There were 104 households, out of which 26.9% had children under the age of 18 living with them, 55.8% were married couples living together, 5.8% had a female householder with no husband present, and 34.6% were non-families. 32.7% of all households were made up of individuals, and 20.2% had someone living alone who was 65 years of age or older. The average household size was 2.29 and the average family size was 2.85.

In the village, the population was spread out, with 25.2% under the age of 18, 4.2% from 18 to 24, 21.4% from 25 to 44, 25.2% from 45 to 64, and 23.9% who were 65 years of age or older. The median age was 42 years. For every 100 females, there were 101.7 males. For every 100 females age 18 and over, there were 91.4 males.

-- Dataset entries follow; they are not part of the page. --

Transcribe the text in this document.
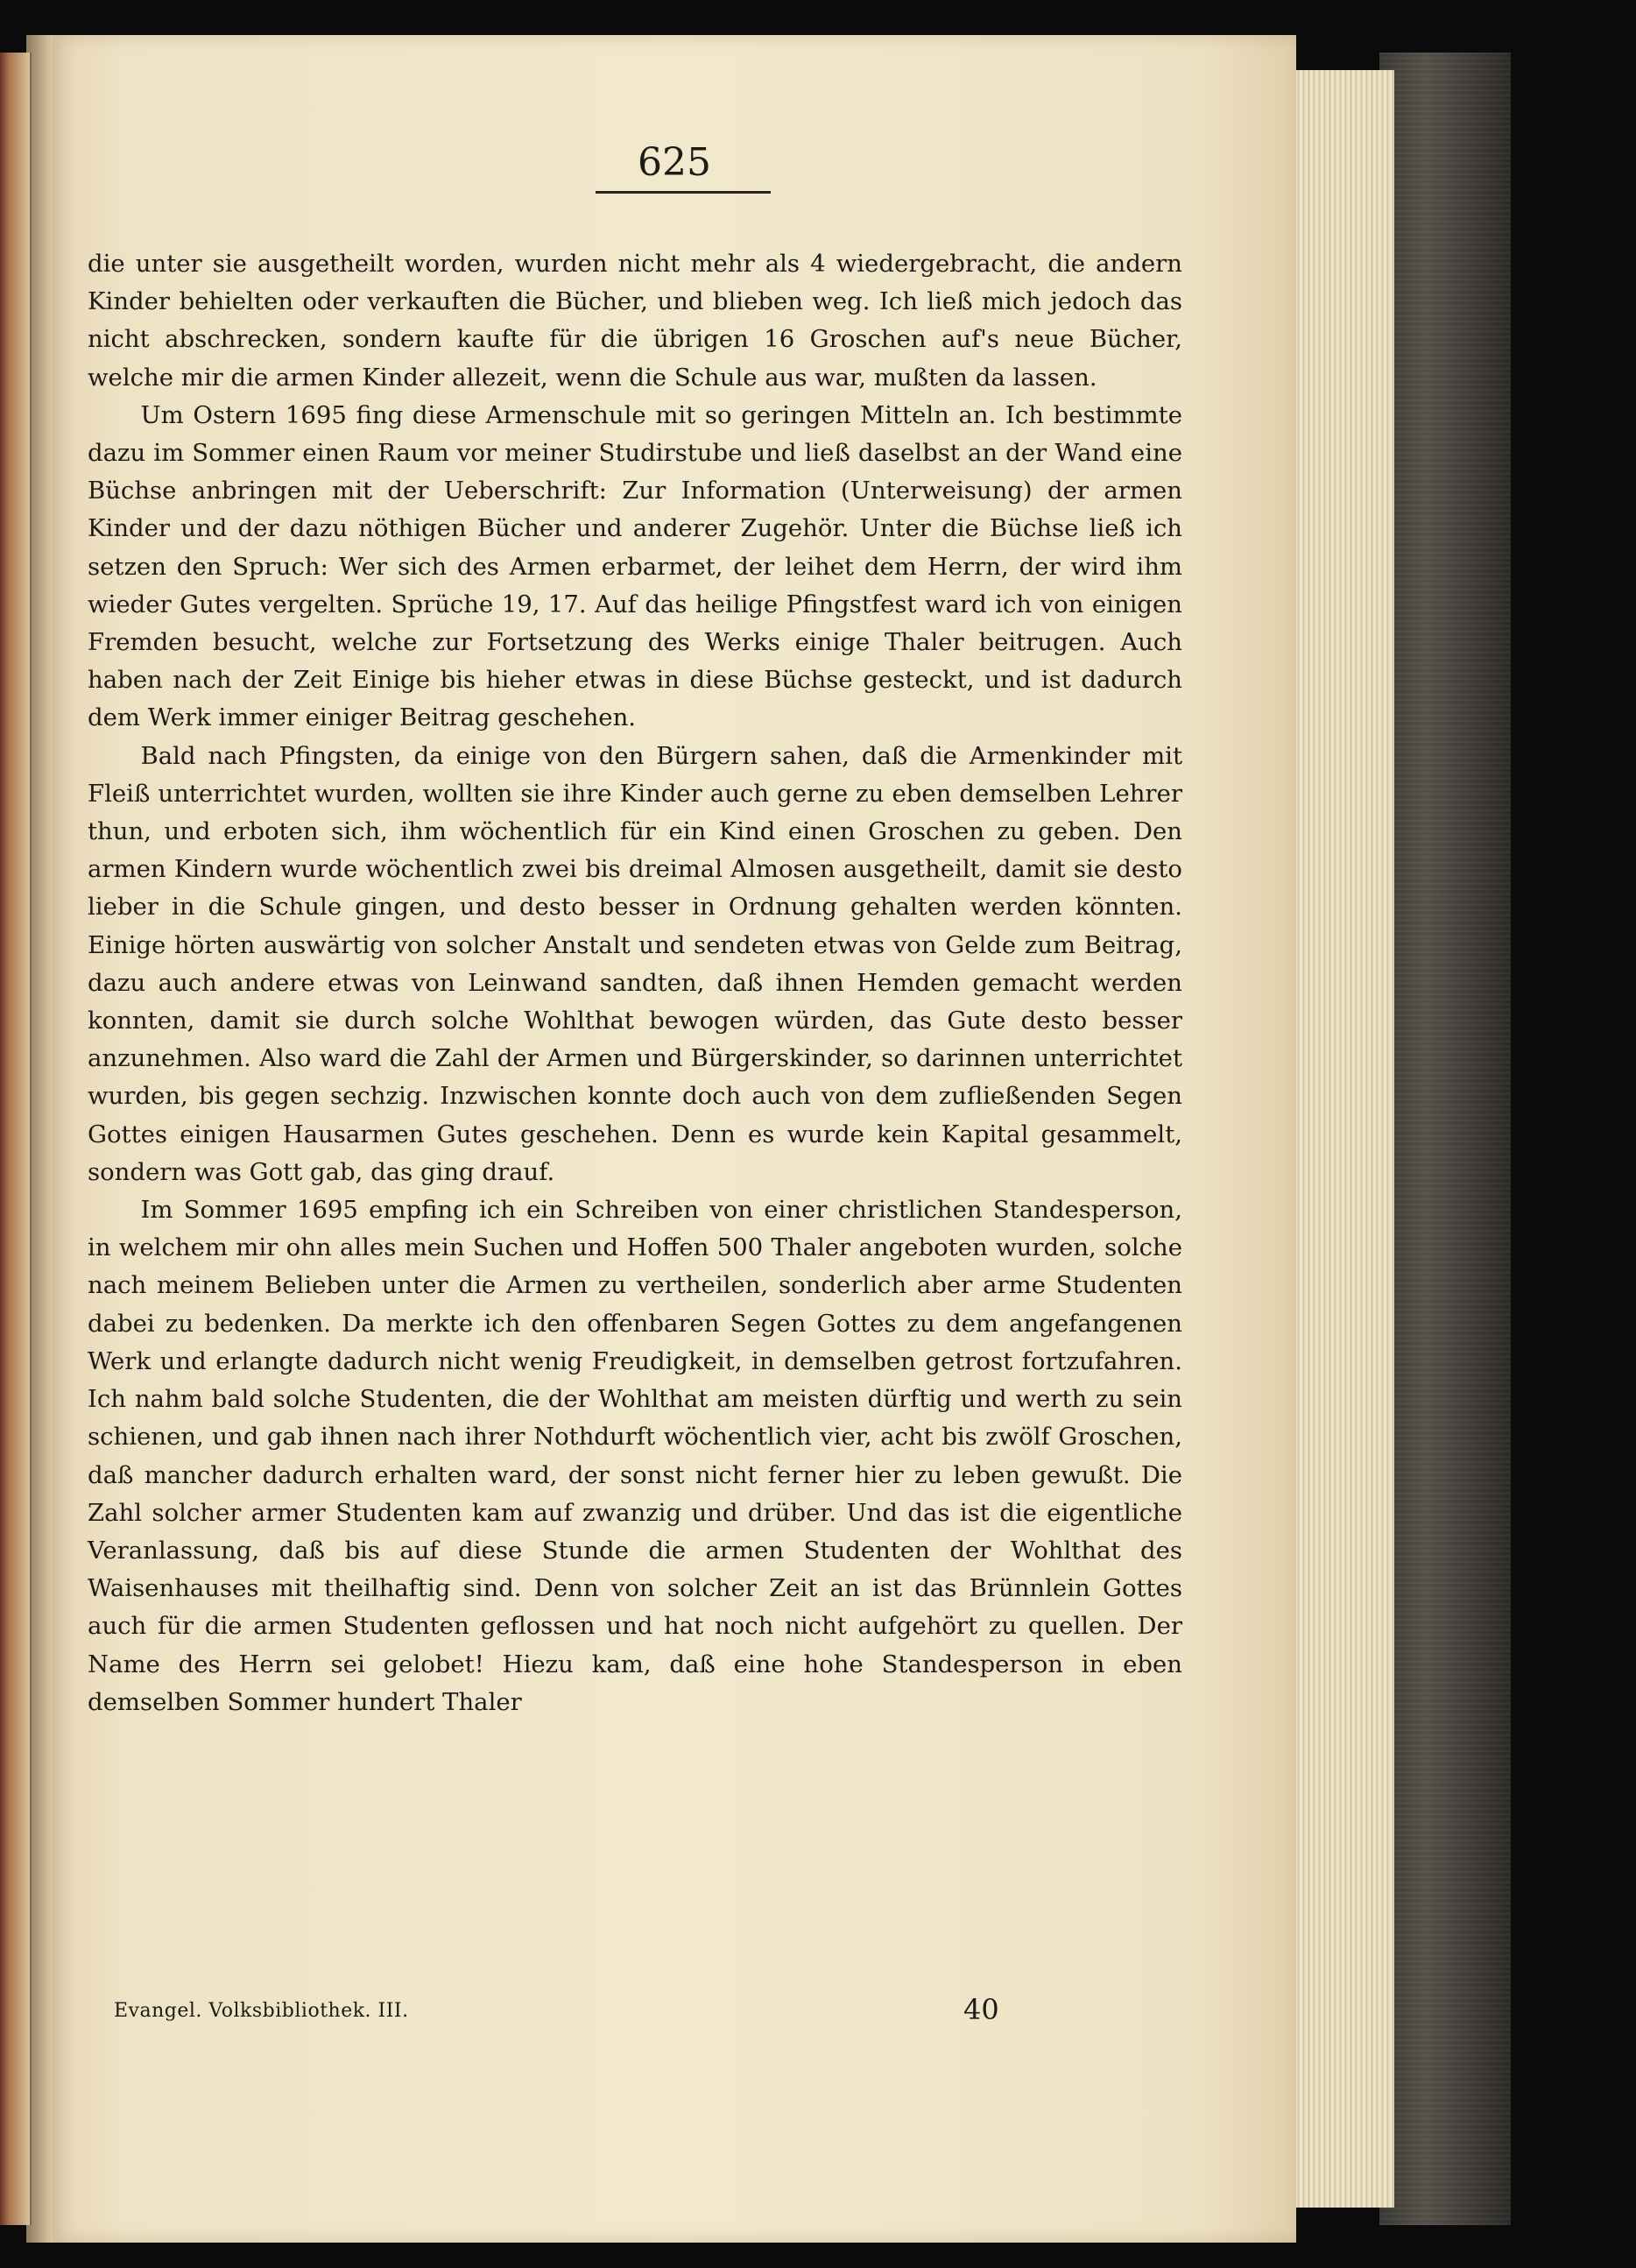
625

die unter sie ausgetheilt worden, wurden nicht mehr als 4 wiedergebracht, die andern Kinder behielten oder verkauften die Bücher, und blieben weg. Ich ließ mich jedoch das nicht abschrecken, sondern kaufte für die übrigen 16 Groschen auf's neue Bücher, welche mir die armen Kinder allezeit, wenn die Schule aus war, mußten da lassen.

Um Ostern 1695 fing diese Armenschule mit so geringen Mitteln an. Ich bestimmte dazu im Sommer einen Raum vor meiner Studirstube und ließ daselbst an der Wand eine Büchse anbringen mit der Ueberschrift: Zur Information (Unterweisung) der armen Kinder und der dazu nöthigen Bücher und anderer Zugehör. Unter die Büchse ließ ich setzen den Spruch: Wer sich des Armen erbarmet, der leihet dem Herrn, der wird ihm wieder Gutes vergelten. Sprüche 19, 17. Auf das heilige Pfingstfest ward ich von einigen Fremden besucht, welche zur Fortsetzung des Werks einige Thaler beitrugen. Auch haben nach der Zeit Einige bis hieher etwas in diese Büchse gesteckt, und ist dadurch dem Werk immer einiger Beitrag geschehen.

Bald nach Pfingsten, da einige von den Bürgern sahen, daß die Armenkinder mit Fleiß unterrichtet wurden, wollten sie ihre Kinder auch gerne zu eben demselben Lehrer thun, und erboten sich, ihm wöchentlich für ein Kind einen Groschen zu geben. Den armen Kindern wurde wöchentlich zwei bis dreimal Almosen ausgetheilt, damit sie desto lieber in die Schule gingen, und desto besser in Ordnung gehalten werden könnten. Einige hörten auswärtig von solcher Anstalt und sendeten etwas von Gelde zum Beitrag, dazu auch andere etwas von Leinwand sandten, daß ihnen Hemden gemacht werden konnten, damit sie durch solche Wohlthat bewogen würden, das Gute desto besser anzunehmen. Also ward die Zahl der Armen und Bürgerskinder, so darinnen unterrichtet wurden, bis gegen sechzig. Inzwischen konnte doch auch von dem zufließenden Segen Gottes einigen Hausarmen Gutes geschehen. Denn es wurde kein Kapital gesammelt, sondern was Gott gab, das ging drauf.

Im Sommer 1695 empfing ich ein Schreiben von einer christlichen Standesperson, in welchem mir ohn alles mein Suchen und Hoffen 500 Thaler angeboten wurden, solche nach meinem Belieben unter die Armen zu vertheilen, sonderlich aber arme Studenten dabei zu bedenken. Da merkte ich den offenbaren Segen Gottes zu dem angefangenen Werk und erlangte dadurch nicht wenig Freudigkeit, in demselben getrost fortzufahren. Ich nahm bald solche Studenten, die der Wohlthat am meisten dürftig und werth zu sein schienen, und gab ihnen nach ihrer Nothdurft wöchentlich vier, acht bis zwölf Groschen, daß mancher dadurch erhalten ward, der sonst nicht ferner hier zu leben gewußt. Die Zahl solcher armer Studenten kam auf zwanzig und drüber. Und das ist die eigentliche Veranlassung, daß bis auf diese Stunde die armen Studenten der Wohlthat des Waisenhauses mit theilhaftig sind. Denn von solcher Zeit an ist das Brünnlein Gottes auch für die armen Studenten geflossen und hat noch nicht aufgehört zu quellen. Der Name des Herrn sei gelobet! Hiezu kam, daß eine hohe Standesperson in eben demselben Sommer hundert Thaler

Evangel. Volksbibliothek. III.	40
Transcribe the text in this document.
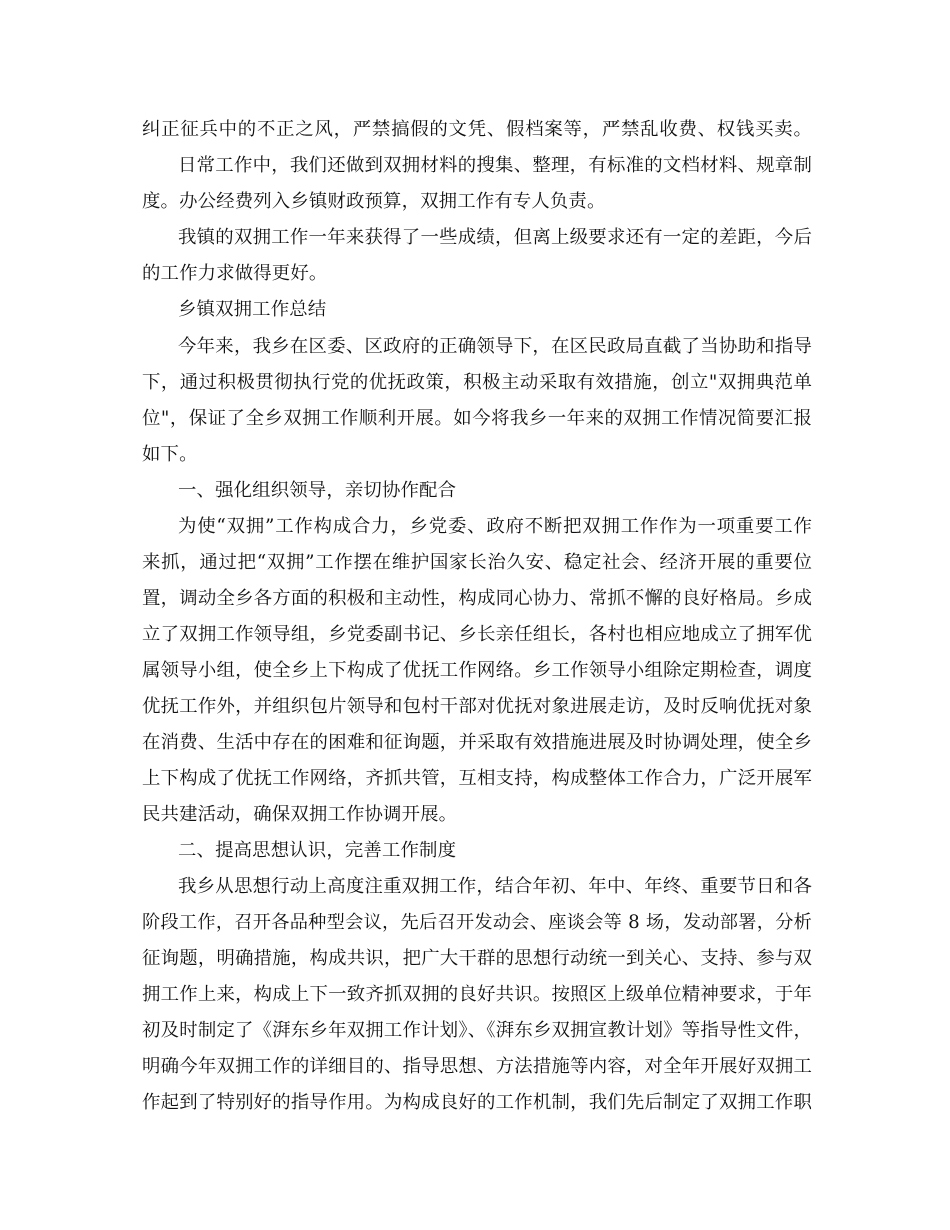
纠正征兵中的不正之风，严禁搞假的文凭、假档案等，严禁乱收费、权钱买卖。
日常工作中，我们还做到双拥材料的搜集、整理，有标准的文档材料、规章制
度。办公经费列入乡镇财政预算，双拥工作有专人负责。
我镇的双拥工作一年来获得了一些成绩，但离上级要求还有一定的差距，今后
的工作力求做得更好。
乡镇双拥工作总结
今年来，我乡在区委、区政府的正确领导下，在区民政局直截了当协助和指导
下，通过积极贯彻执行党的优抚政策，积极主动采取有效措施，创立"双拥典范单
位"，保证了全乡双拥工作顺利开展。如今将我乡一年来的双拥工作情况简要汇报
如下。
一、强化组织领导，亲切协作配合
为使“双拥”工作构成合力，乡党委、政府不断把双拥工作作为一项重要工作
来抓，通过把“双拥”工作摆在维护国家长治久安、稳定社会、经济开展的重要位
置，调动全乡各方面的积极和主动性，构成同心协力、常抓不懈的良好格局。乡成
立了双拥工作领导组，乡党委副书记、乡长亲任组长，各村也相应地成立了拥军优
属领导小组，使全乡上下构成了优抚工作网络。乡工作领导小组除定期检查，调度
优抚工作外，并组织包片领导和包村干部对优抚对象进展走访，及时反响优抚对象
在消费、生活中存在的困难和征询题，并采取有效措施进展及时协调处理，使全乡
上下构成了优抚工作网络，齐抓共管，互相支持，构成整体工作合力，广泛开展军
民共建活动，确保双拥工作协调开展。
二、提高思想认识，完善工作制度
我乡从思想行动上高度注重双拥工作，结合年初、年中、年终、重要节日和各
阶段工作，召开各品种型会议，先后召开发动会、座谈会等 8 场，发动部署，分析
征询题，明确措施，构成共识，把广大干群的思想行动统一到关心、支持、参与双
拥工作上来，构成上下一致齐抓双拥的良好共识。按照区上级单位精神要求，于年
初及时制定了《湃东乡年双拥工作计划》、《湃东乡双拥宣教计划》等指导性文件，
明确今年双拥工作的详细目的、指导思想、方法措施等内容，对全年开展好双拥工
作起到了特别好的指导作用。为构成良好的工作机制，我们先后制定了双拥工作职
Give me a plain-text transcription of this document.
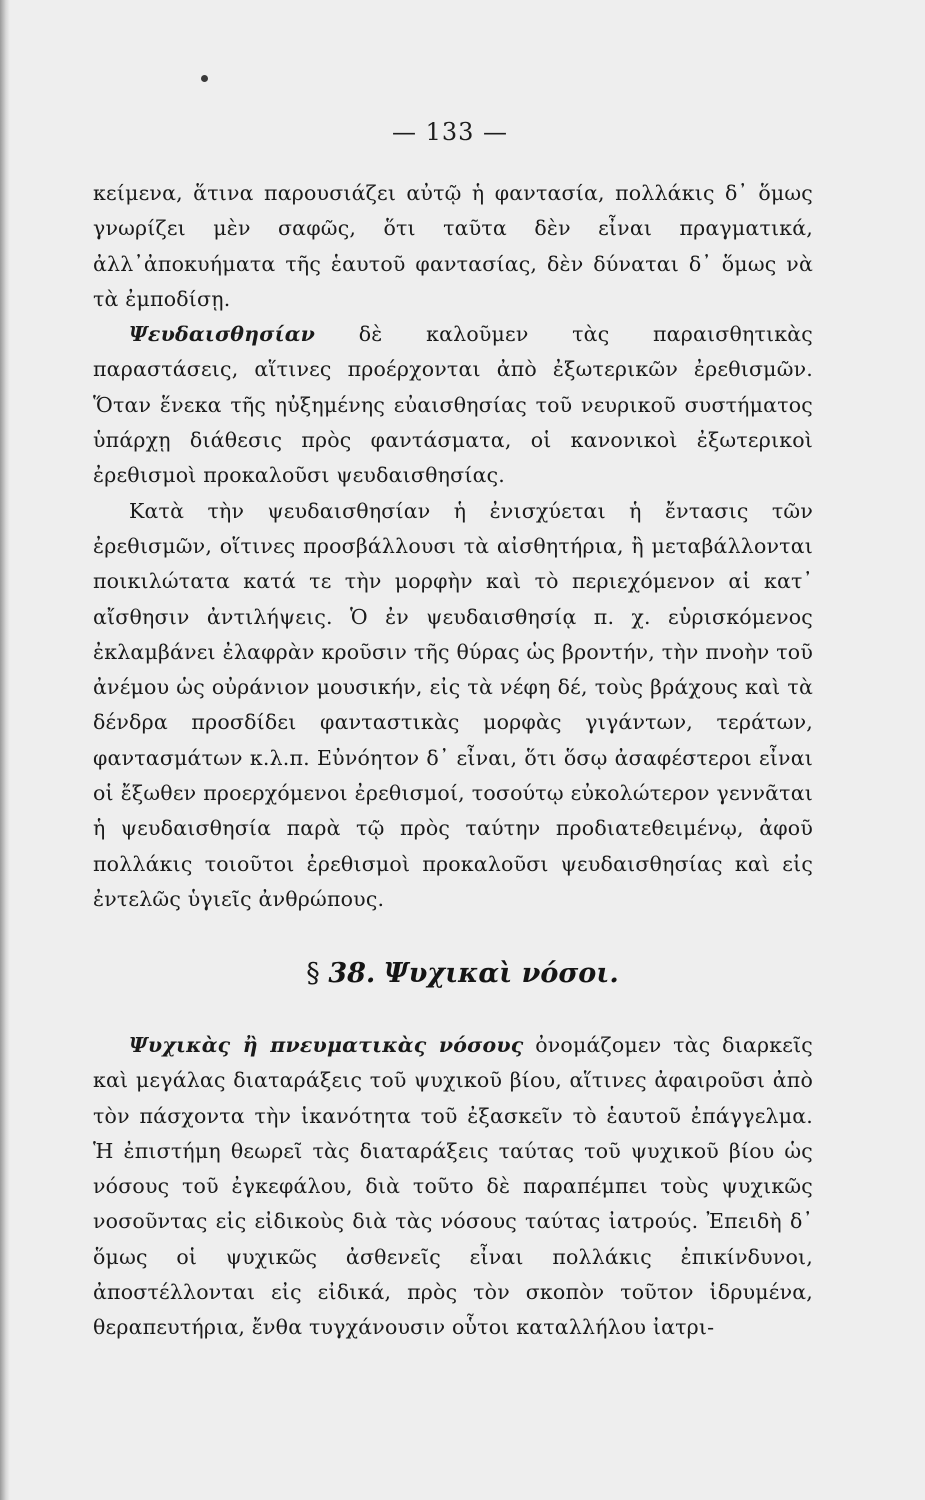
— 133 —

κείμενα, ἅτινα παρουσιάζει αὐτῷ ἡ φαντασία, πολλάκις δ᾽ ὅμως γνωρίζει μὲν σαφῶς, ὅτι ταῦτα δὲν εἶναι πραγματικά, ἀλλ᾽ἀποκυήματα τῆς ἑαυτοῦ φαντασίας, δὲν δύναται δ᾽ ὅμως νὰ τὰ ἐμποδίσῃ.

Ψευδαισθησίαν δὲ καλοῦμεν τὰς παραισθητικὰς παραστάσεις, αἵτινες προέρχονται ἀπὸ ἐξωτερικῶν ἐρεθισμῶν. Ὅταν ἕνεκα τῆς ηὐξημένης εὐαισθησίας τοῦ νευρικοῦ συστήματος ὑπάρχῃ διάθεσις πρὸς φαντάσματα, οἱ κανονικοὶ ἐξωτερικοὶ ἐρεθισμοὶ προκαλοῦσι ψευδαισθησίας.

Κατὰ τὴν ψευδαισθησίαν ἡ ἐνισχύεται ἡ ἔντασις τῶν ἐρεθισμῶν, οἵτινες προσβάλλουσι τὰ αἰσθητήρια, ἢ μεταβάλλονται ποικιλώτατα κατά τε τὴν μορφὴν καὶ τὸ περιεχόμενον αἱ κατ᾽ αἴσθησιν ἀντιλήψεις. Ὁ ἐν ψευδαισθησίᾳ π. χ. εὑρισκόμενος ἐκλαμβάνει ἐλαφρὰν κροῦσιν τῆς θύρας ὡς βροντήν, τὴν πνοὴν τοῦ ἀνέμου ὡς οὐράνιον μουσικήν, εἰς τὰ νέφη δέ, τοὺς βράχους καὶ τὰ δένδρα προσδίδει φανταστικὰς μορφὰς γιγάντων, τεράτων, φαντασμάτων κ.λ.π. Εὐνόητον δ᾽ εἶναι, ὅτι ὅσῳ ἀσαφέστεροι εἶναι οἱ ἔξωθεν προερχόμενοι ἐρεθισμοί, τοσούτῳ εὐκολώτερον γεννᾶται ἡ ψευδαισθησία παρὰ τῷ πρὸς ταύτην προδιατεθειμένῳ, ἀφοῦ πολλάκις τοιοῦτοι ἐρεθισμοὶ προκαλοῦσι ψευδαισθησίας καὶ εἰς ἐντελῶς ὑγιεῖς ἀνθρώπους.

§ 38. Ψυχικαὶ νόσοι.

Ψυχικὰς ἢ πνευματικὰς νόσους ὀνομάζομεν τὰς διαρκεῖς καὶ μεγάλας διαταράξεις τοῦ ψυχικοῦ βίου, αἵτινες ἀφαιροῦσι ἀπὸ τὸν πάσχοντα τὴν ἱκανότητα τοῦ ἐξασκεῖν τὸ ἑαυτοῦ ἐπάγγελμα. Ἡ ἐπιστήμη θεωρεῖ τὰς διαταράξεις ταύτας τοῦ ψυχικοῦ βίου ὡς νόσους τοῦ ἐγκεφάλου, διὰ τοῦτο δὲ παραπέμπει τοὺς ψυχικῶς νοσοῦντας εἰς εἰδικοὺς διὰ τὰς νόσους ταύτας ἰατρούς. Ἐπειδὴ δ᾽ ὅμως οἱ ψυχικῶς ἀσθενεῖς εἶναι πολλάκις ἐπικίνδυνοι, ἀποστέλλονται εἰς εἰδικά, πρὸς τὸν σκοπὸν τοῦτον ἱδρυμένα, θεραπευτήρια, ἔνθα τυγχάνουσιν οὗτοι καταλλήλου ἰατρι-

As of 2000 the median income for a household in the village was $31,875, and the median income for a family was $39,375. Males had a median income of $27,500 versus $16,250 for females. The per capita income for the village was $14,115. About 8.8% of families and 11.9% of the population were below the poverty line, including 12.5% of those under the age of eighteen and 21.6% of those 65 or over.